I checked SDK 1.9 u-boot source, the macro CONFIG_FSL_ISBC_KEY_EXT is enabled in arch/powerpc/include/asm/fsl_secure_boot.h by default for CORENET platform. This key is used for verification of next level images is picked up from an Extension Table which has been verified by the ISBC (Internal Secure boot Code) in boot ROM of the SoC.

So please use the input files in input_files/uni_sign/p3_p4_p5/ie_keys/ in cst source folder to sign images and use CST tool with the --key_ext option.

If you still want to use the original secure boot process, you could disable CONFIG_FSL_ISBC_KEY_EXT in arch/powerpc/include/asm/fsl_secure_boot.h and rebuild u-boot.


Have a great day,
Yiping

-----------------------------------------------------------------------------------------------------------------------
Note: If this post answers your question, please click the Correct Answer button. Thank you!
-----------------------------------------------------------------------------------------------------------------------

0 Kudos

569 Views
tschutte
Contributor III

I am using u-boot 2014.01, so the macro CONFIG_FSL_ISBC_KEY_EXT doesnt exist, will this still work using the other cst file?

0 Kudos

569 Views
yipingwang
NXP TechSupport
NXP TechSupport

Hello Tom,

Please use cst tool and input signed files from the same version SDK with u-boot, because the cst input signed file should be compatible with u-boot image. If you use u-boot from SDK 1.6, please also use cst input signed files from SDK 1.6.

If your problem remains, would you please provide your cst input file used to sign u-boot?


Have a great day,
Yiping

-----------------------------------------------------------------------------------------------------------------------
Note: If this post answers your question, please click the Correct Answer button. Thank you!
-----------------------------------------------------------------------------------------------------------------------

0 Kudos

569 Views
tschutte
Contributor III

Hi Yiping,

Currently we only have SB_EN bit set as this is the first time we are trying to enable secure boot on one of our products.  The Sec Mon is in the check state (0x9), and I generated all my needed values and files using the latest SDK1.9 off the freescale git. Here were my steps:

Get latest code signing tool from freescale git, then run make to generate the binaries needs to run the Code Signing Tool.

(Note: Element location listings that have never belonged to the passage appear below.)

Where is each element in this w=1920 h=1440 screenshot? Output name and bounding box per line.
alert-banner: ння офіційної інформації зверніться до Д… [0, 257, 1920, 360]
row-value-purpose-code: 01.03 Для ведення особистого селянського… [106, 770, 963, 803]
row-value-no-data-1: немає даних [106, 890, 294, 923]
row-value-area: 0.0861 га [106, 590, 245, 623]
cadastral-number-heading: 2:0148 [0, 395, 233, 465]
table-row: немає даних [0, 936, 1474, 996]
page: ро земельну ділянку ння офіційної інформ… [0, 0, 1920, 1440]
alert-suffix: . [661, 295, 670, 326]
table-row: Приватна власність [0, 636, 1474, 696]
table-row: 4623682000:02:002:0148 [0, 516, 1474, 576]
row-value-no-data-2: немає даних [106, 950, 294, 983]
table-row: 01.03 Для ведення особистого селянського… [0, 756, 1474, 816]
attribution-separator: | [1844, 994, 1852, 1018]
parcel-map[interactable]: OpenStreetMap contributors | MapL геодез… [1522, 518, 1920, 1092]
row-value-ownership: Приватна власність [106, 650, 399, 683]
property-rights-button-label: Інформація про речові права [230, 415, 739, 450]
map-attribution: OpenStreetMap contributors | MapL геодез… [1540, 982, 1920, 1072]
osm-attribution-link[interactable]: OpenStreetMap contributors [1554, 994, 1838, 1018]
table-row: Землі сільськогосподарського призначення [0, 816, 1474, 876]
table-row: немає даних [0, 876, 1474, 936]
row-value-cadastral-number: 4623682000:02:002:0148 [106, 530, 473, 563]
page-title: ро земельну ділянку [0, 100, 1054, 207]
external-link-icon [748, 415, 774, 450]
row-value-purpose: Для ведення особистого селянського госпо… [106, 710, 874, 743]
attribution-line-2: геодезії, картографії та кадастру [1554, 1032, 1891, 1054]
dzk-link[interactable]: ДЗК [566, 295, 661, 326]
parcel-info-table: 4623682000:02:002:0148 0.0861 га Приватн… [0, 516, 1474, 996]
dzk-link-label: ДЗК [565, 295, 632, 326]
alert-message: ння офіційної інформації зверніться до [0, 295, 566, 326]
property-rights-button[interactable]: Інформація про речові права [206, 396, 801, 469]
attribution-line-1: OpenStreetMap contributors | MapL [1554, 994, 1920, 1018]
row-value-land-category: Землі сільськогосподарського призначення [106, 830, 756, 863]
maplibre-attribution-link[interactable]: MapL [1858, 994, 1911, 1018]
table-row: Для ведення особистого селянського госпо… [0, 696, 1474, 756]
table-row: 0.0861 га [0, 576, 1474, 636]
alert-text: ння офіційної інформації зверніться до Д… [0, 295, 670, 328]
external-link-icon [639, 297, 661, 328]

Copy in the u-boot binary into the top level directory fsl-sdk-v making sure U-Boot was compiled with proper Secure_boot defines

generate a key pair for use in the code signing "./gen_keys 1024 -k pub_key -p priv_key"

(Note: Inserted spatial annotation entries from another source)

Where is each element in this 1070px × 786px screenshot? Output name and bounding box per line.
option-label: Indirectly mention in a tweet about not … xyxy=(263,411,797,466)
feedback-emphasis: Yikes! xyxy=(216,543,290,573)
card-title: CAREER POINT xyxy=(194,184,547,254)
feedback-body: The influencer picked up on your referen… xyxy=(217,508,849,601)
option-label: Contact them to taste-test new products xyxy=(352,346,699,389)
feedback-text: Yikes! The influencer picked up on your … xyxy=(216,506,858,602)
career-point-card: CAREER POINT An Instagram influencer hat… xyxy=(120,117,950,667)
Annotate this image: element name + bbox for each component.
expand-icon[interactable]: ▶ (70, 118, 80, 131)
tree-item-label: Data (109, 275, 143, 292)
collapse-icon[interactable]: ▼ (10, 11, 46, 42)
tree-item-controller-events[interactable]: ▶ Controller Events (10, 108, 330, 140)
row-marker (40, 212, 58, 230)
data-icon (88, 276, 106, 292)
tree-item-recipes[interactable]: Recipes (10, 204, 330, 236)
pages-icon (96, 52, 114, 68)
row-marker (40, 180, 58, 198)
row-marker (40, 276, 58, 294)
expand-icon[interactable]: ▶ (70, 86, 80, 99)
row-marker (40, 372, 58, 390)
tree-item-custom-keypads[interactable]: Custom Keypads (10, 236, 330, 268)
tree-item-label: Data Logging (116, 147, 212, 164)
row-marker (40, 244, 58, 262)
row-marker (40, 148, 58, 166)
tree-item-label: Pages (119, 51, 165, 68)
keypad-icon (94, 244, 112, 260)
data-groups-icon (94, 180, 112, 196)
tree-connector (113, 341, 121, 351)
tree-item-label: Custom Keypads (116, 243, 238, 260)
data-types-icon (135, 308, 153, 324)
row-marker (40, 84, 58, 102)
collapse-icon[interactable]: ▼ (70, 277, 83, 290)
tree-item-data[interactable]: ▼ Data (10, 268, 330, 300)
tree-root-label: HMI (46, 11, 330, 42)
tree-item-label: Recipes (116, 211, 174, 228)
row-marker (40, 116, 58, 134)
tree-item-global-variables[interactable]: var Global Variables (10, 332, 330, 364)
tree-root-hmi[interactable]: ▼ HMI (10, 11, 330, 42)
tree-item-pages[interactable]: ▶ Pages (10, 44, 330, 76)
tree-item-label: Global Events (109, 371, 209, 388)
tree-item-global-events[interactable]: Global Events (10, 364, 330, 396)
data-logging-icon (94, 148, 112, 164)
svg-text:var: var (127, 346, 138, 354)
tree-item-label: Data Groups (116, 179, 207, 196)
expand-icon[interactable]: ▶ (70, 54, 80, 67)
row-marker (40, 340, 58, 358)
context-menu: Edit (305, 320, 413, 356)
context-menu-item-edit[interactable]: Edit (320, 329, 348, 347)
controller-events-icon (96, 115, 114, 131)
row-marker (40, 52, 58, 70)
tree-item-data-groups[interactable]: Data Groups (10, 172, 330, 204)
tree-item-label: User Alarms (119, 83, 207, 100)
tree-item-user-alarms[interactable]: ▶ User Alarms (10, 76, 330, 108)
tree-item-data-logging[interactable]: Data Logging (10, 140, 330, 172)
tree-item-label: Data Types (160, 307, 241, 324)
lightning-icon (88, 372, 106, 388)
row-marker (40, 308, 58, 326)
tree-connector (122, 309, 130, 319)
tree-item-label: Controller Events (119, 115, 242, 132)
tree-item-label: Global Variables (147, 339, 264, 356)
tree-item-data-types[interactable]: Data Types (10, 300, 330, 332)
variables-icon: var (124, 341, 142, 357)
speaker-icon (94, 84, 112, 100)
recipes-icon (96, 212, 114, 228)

Obtain hash string of the key pair generated to be programmed in SFP and create CSF header for u-boot image ./uni_sign input_files/uni_sign/p3_p4_p5/input_uboot_secure (Which I modified the input file to suit our board)

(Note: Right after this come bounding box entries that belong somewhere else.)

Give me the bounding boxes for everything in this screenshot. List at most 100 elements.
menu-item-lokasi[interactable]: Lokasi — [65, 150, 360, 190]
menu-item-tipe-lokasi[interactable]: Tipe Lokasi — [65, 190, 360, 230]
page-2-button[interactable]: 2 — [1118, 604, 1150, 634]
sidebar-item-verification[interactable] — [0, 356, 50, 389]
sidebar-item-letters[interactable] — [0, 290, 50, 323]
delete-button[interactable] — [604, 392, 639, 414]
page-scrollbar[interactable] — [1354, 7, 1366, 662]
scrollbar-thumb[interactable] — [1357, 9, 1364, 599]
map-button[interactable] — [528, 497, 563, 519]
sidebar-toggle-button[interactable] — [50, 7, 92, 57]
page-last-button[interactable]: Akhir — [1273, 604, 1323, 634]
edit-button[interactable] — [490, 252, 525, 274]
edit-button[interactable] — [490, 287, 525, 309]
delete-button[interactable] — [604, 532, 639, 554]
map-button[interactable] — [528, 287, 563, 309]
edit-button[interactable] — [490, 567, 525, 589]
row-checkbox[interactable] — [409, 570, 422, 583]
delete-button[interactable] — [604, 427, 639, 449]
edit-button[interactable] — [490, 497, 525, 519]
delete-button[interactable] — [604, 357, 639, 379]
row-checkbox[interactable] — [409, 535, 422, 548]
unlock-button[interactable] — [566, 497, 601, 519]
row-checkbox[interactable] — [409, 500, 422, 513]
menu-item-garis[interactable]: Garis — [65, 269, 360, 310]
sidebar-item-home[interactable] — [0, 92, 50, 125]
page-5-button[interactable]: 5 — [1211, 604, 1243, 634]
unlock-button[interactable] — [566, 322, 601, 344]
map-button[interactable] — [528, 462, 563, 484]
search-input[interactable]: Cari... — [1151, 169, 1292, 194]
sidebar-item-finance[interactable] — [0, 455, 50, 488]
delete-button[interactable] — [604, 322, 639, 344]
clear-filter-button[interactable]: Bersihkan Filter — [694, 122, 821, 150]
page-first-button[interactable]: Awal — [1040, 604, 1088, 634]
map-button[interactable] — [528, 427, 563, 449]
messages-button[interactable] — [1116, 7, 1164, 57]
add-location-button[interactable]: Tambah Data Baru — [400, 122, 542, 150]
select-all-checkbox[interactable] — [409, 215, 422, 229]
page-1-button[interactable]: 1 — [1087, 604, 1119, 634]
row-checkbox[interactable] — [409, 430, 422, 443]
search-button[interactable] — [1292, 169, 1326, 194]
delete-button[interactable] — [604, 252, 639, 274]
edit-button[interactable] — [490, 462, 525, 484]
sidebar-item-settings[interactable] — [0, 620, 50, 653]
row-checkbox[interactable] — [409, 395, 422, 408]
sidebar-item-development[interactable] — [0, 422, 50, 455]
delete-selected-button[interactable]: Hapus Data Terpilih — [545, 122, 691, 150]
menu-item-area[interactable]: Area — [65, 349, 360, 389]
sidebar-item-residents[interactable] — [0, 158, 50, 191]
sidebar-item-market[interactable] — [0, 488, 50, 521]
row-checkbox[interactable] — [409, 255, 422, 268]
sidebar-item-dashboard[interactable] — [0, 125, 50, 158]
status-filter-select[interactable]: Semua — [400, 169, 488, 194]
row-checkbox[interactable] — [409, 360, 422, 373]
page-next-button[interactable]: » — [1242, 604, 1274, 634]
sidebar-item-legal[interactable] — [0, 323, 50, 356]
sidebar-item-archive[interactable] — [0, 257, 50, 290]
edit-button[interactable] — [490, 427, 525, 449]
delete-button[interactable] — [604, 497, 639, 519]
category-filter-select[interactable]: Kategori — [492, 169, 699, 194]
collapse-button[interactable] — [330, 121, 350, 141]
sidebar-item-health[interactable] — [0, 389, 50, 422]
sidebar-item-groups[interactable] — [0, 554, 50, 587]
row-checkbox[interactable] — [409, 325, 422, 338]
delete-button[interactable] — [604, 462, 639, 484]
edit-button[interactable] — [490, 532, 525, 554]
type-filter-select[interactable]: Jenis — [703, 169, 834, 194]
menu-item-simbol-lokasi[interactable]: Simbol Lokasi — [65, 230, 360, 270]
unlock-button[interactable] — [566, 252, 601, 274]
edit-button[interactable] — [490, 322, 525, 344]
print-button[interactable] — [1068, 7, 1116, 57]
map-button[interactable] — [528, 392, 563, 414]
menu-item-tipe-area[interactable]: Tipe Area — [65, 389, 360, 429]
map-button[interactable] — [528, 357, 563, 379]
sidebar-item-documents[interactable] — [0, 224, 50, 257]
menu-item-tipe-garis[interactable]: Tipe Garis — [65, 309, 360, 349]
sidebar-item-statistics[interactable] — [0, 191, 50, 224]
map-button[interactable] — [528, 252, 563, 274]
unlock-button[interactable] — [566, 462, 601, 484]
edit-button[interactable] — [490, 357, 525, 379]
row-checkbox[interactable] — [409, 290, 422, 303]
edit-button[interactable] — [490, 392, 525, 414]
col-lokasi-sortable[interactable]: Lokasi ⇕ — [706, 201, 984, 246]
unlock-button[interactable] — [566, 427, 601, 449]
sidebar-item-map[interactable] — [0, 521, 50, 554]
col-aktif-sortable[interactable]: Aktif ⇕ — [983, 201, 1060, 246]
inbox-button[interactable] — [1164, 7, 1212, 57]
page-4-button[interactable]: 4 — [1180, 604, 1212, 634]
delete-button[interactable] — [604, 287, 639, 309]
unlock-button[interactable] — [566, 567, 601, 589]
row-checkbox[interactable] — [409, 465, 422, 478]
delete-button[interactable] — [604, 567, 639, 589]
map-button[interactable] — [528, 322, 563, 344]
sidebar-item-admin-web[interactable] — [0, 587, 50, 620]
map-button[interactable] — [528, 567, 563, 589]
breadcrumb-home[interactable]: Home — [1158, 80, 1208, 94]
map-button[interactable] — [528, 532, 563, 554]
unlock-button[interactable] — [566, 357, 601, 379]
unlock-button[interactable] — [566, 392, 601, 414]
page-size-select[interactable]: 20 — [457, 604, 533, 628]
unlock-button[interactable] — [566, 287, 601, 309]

Added to the RCW some PBL commands to set up SCRATCHRW1 with the address of the place we put the CSF header, and a law to make sure we can access that part of memory.

----

From our debug tools, I am able to see that scratchrw1 is set up right, the CSF header is where I expect it and visible, and U-Boot is where I expect it and visible. so I am not sure where in these steps I may have gone wrong

0 Kudos

569 Views
tschutte
Contributor III

So I finally found a description of the error reported in SCRATCHRW2 in the SDK 1.6 documentation no less. 0x2000, which states "0x2000 ESBC_HEADER_SG_ESBC_EP ESBC entry point in header not within ESBC address range" but the tlb that is set up should cover the range that we are attempting to load U-boot from, so this shouldnt be possible?